Most investors are treating as though ESPN is the only part of Disney. It Is true that ESPN's contribution to the bottom line is significant, but Disney can leverage its portfolio of strong franchises and partnership with Netflix and other acquisitions to increase sales. Also investors are worried saying online alternatives like Netflix are taking away from cable TV. The following statement from Disney’s 2014 AR should put to rest some of those fears.

One of the reasons I’ve always loved the media and entertainment business is because it is constantly evolving, influencing the world as it redefines itself with each new advance in technology. It’s what first drew me to ABC, and what keeps me even more engaged and enthusiastic 40 years later. In fact, there has been more transformational change in the last five years than in the first 35 years of my career combined.

We’re successfully navigating this rapid evolution because we decided early on to embrace technology and the disruptive change it brings as an opportunity for growth rather than a threat. As a result, we’re driving change on a number of fronts, adopting and developing technology that inspires creativity and empowers storytellers to dream bigger. They, in turn challenge our technologists to push beyond what’s possible today and unleash even more creative potential, allowing us to create a future unlimited by anything other than our own imagination.

Movies in Pipeline: Following list is from the 2014 Annual Report

Movie Year
The Good Dinosaur 2015
Star Wars: The Force Awakens. 2015
Finding Dory 2016
Zootopia 2016
Toy Story 2016
Captain America 2016
Doctor Strange 2016
Thor: Ragnarok 2017
Guardians of the Galaxy 2017
Black Panther 2017
Star Wars: Episode VIII 2017
Captain Marvel 2018
Inhumans 2018
Avengers: Infinity War (Part I) 2018
Avengers: Infinity War Part II 2019
Star Wards:Episode IX 2019

Final thoughts:

In last three years the earnings have grown at a CAGR of 19%. If we consider a conservative estimate of 19% forward EPS growth rate and a PE of 23 and assuming all goes well and the company earns $24 EPS at the end of next 10 years, then I believe the stock should be worth $138, which gives us a return of 26% from the current price.

If we consider a bullish case and give a 24% earnings growth and assuming the stock gets rerated with a PE value of 26. In such a case we can expect an EPS of $32 at the end of 10years.
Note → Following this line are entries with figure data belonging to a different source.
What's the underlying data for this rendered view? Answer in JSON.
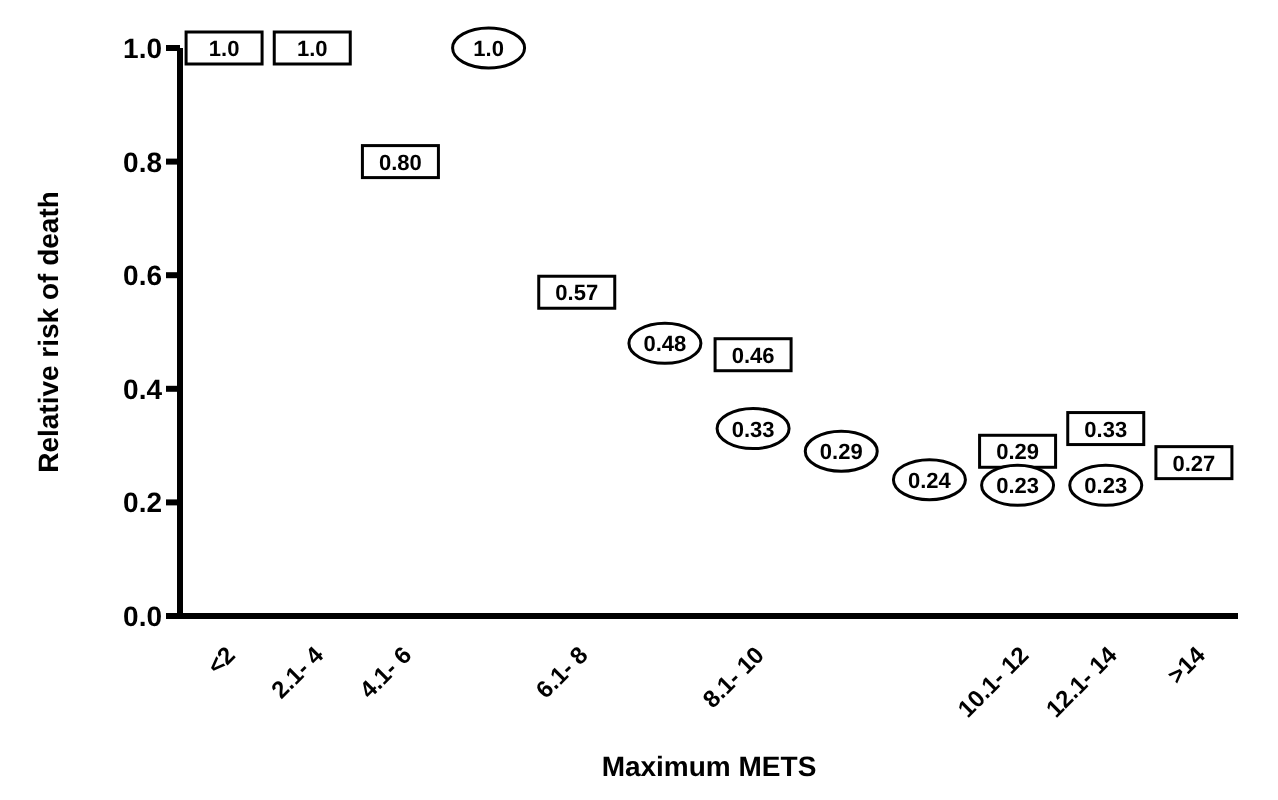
{
  "chart_data": {
    "type": "scatter",
    "xlabel": "Maximum METS",
    "ylabel": "Relative risk of death",
    "categories": [
      "<2",
      "2.1- 4",
      "4.1- 6",
      null,
      "6.1- 8",
      null,
      "8.1- 10",
      null,
      null,
      "10.1- 12",
      "12.1- 14",
      ">14"
    ],
    "series": [
      {
        "color": "#000000",
        "marker": "square",
        "values": [
          1.0,
          1.0,
          0.8,
          null,
          0.57,
          null,
          0.46,
          null,
          null,
          0.29,
          0.33,
          0.27
        ],
        "value_labels": [
          "1.0",
          "1.0",
          "0.80",
          null,
          "0.57",
          null,
          "0.46",
          null,
          null,
          "0.29",
          "0.33",
          "0.27"
        ]
      },
      {
        "color": "#000000",
        "marker": "circle",
        "values": [
          null,
          null,
          null,
          1.0,
          null,
          0.48,
          0.33,
          0.29,
          0.24,
          0.23,
          0.23,
          null
        ],
        "value_labels": [
          null,
          null,
          null,
          "1.0",
          null,
          "0.48",
          "0.33",
          "0.29",
          "0.24",
          "0.23",
          "0.23",
          null
        ]
      }
    ],
    "ylim": [
      0,
      1.0
    ],
    "yticks": [
      {
        "value": 0,
        "label": "0.0"
      },
      0.2,
      0.4,
      0.6,
      0.8,
      {
        "value": 1,
        "label": "1.0"
      }
    ],
    "grid": false,
    "legend": false
  }
}
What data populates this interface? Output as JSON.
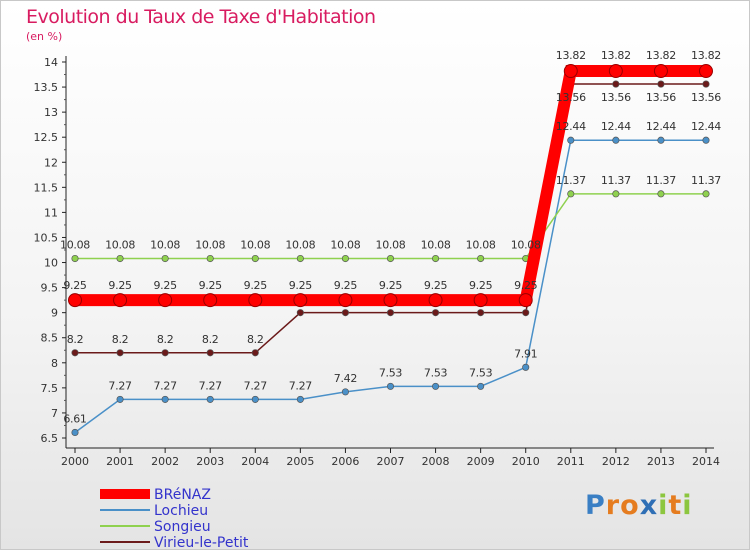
{
  "header": {
    "title": "Evolution du Taux de Taxe d'Habitation",
    "unit": "(en %)"
  },
  "brand": {
    "logo_text": "Proxiti"
  },
  "chart_data": {
    "type": "line",
    "title": "Evolution du Taux de Taxe d'Habitation",
    "ylabel": "(en %)",
    "xlabel": "",
    "x": [
      "2000",
      "2001",
      "2002",
      "2003",
      "2004",
      "2005",
      "2006",
      "2007",
      "2008",
      "2009",
      "2010",
      "2011",
      "2012",
      "2013",
      "2014"
    ],
    "ylim": [
      6.5,
      14
    ],
    "yticks": [
      6.5,
      7,
      7.5,
      8,
      8.5,
      9,
      9.5,
      10,
      10.5,
      11,
      11.5,
      12,
      12.5,
      13,
      13.5,
      14
    ],
    "ytick_labels": [
      "6.5",
      "7",
      "7.5",
      "8",
      "8.5",
      "9",
      "9.5",
      "10",
      "10.5",
      "11",
      "11.5",
      "12",
      "12.5",
      "13",
      "13.5",
      "14"
    ],
    "legend_position": "bottom-left",
    "series": [
      {
        "name": "Lochieu",
        "color": "#4a90c8",
        "values": [
          6.61,
          7.27,
          7.27,
          7.27,
          7.27,
          7.27,
          7.42,
          7.53,
          7.53,
          7.53,
          7.91,
          12.44,
          12.44,
          12.44,
          12.44
        ],
        "labels": [
          "6.61",
          "7.27",
          "7.27",
          "7.27",
          "7.27",
          "7.27",
          "7.42",
          "7.53",
          "7.53",
          "7.53",
          "7.91",
          "12.44",
          "12.44",
          "12.44",
          "12.44"
        ]
      },
      {
        "name": "Songieu",
        "color": "#8fd14f",
        "values": [
          10.08,
          10.08,
          10.08,
          10.08,
          10.08,
          10.08,
          10.08,
          10.08,
          10.08,
          10.08,
          10.08,
          11.37,
          11.37,
          11.37,
          11.37
        ],
        "labels": [
          "10.08",
          "10.08",
          "10.08",
          "10.08",
          "10.08",
          "10.08",
          "10.08",
          "10.08",
          "10.08",
          "10.08",
          "10.08",
          "11.37",
          "11.37",
          "11.37",
          "11.37"
        ]
      },
      {
        "name": "Virieu-le-Petit",
        "color": "#6b1a1a",
        "values": [
          8.2,
          8.2,
          8.2,
          8.2,
          8.2,
          9,
          9,
          9,
          9,
          9,
          9,
          13.56,
          13.56,
          13.56,
          13.56
        ],
        "labels": [
          "8.2",
          "8.2",
          "8.2",
          "8.2",
          "8.2",
          "",
          "",
          "",
          "",
          "",
          "",
          "13.56",
          "13.56",
          "13.56",
          "13.56"
        ]
      },
      {
        "name": "BRéNAZ",
        "color": "#ff0000",
        "values": [
          9.25,
          9.25,
          9.25,
          9.25,
          9.25,
          9.25,
          9.25,
          9.25,
          9.25,
          9.25,
          9.25,
          13.82,
          13.82,
          13.82,
          13.82
        ],
        "labels": [
          "9.25",
          "9.25",
          "9.25",
          "9.25",
          "9.25",
          "9.25",
          "9.25",
          "9.25",
          "9.25",
          "9.25",
          "9.25",
          "13.82",
          "13.82",
          "13.82",
          "13.82"
        ]
      }
    ],
    "legend_order": [
      "BRéNAZ",
      "Lochieu",
      "Songieu",
      "Virieu-le-Petit"
    ]
  }
}
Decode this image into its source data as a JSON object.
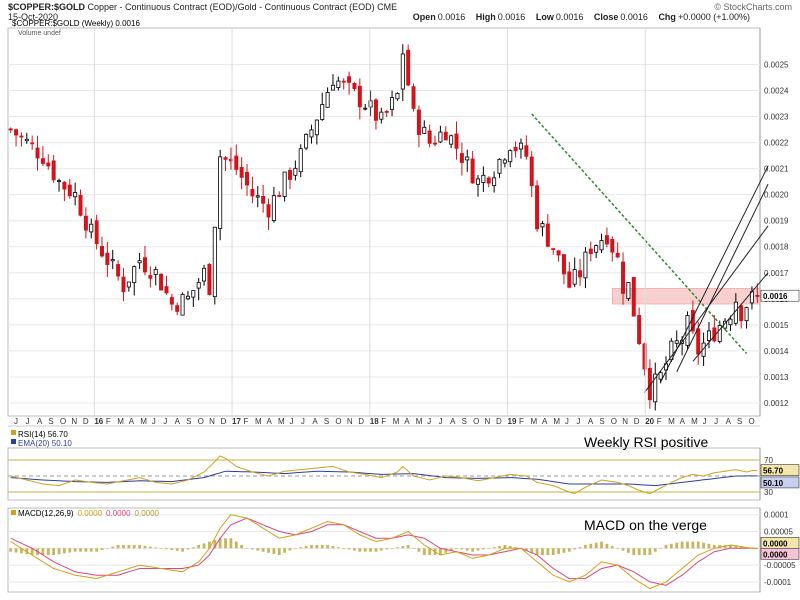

The stock should be worth $192. That’s a return of 76% from current price.

My two year old has already started saying “Good Dinosaur” whenever he sees a toy dinosaur, after having only watched the trailer few times. I am long the company that can bring a smile on my kids face. My money is on Disney and my views are biased. Please do your own due diligence. Thanks for reading.